I Am I Am I Am: Seventeen Brushes With Death by Maggie O’Farrell, Irish Novelist, is the best sort of memoir- one that encourages the reader to pause and review their own life experiences. That said, it is also a fast-paced journey through a young woman’s life experiences that left me a bit breathless (and quite glad that my daughter was not so adventurous in her early years!) The book rolls along with the concept that we are shaped by what does not happen as often as what does.
O’Farrell shares each story by offering first the part of the body involved (headers include LUNGS, NECK, BLOODSTREAM) and a quirky historic anatomical drawing of that body part. She shares tales ranging from being caught in a dangerous riptide to encountering a disturbed individual on a trail that later murders another young woman. Some tales are short, some a few pages longer. The format of this book encourages the reader to stay for “just one more story”.
There are a few downsides to mention besides potential sleep deprivation. I found the footnotes that the author includes to be more distraction than needed information. I also agree with folks that criticized her use of the term “near death” to describe the situations in this book.

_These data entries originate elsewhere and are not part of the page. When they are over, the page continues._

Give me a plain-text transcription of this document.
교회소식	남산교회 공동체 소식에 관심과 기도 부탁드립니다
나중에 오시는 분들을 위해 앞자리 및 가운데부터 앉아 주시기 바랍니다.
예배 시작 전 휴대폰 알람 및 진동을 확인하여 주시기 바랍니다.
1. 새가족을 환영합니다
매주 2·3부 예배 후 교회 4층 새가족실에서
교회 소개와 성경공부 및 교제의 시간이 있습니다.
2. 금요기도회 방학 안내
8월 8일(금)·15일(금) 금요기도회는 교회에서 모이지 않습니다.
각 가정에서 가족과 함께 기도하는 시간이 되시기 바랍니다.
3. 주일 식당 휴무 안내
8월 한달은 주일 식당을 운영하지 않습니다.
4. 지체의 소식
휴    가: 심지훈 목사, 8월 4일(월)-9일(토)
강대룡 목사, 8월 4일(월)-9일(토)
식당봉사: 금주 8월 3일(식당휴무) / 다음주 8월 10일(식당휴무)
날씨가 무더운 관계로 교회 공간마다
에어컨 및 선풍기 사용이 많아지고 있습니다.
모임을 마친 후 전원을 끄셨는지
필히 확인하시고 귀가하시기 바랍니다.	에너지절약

If the definition of “near death” is clinically dying and being brought back to life, then most of the situations in the book qualify as “near misses” rather than “near death”.
The last pages of the book find O’Farrell trying to protect her daughter from a dangerous skin condition. Her love and worry are palpable and that realization that her children will have their own near misses, twists of fate, perhaps even near-death experiences brings a satisfying sense of the continuation of life to O’Farrell’s memoir. The take-away? Things can happen in a moment that impact a lifetime.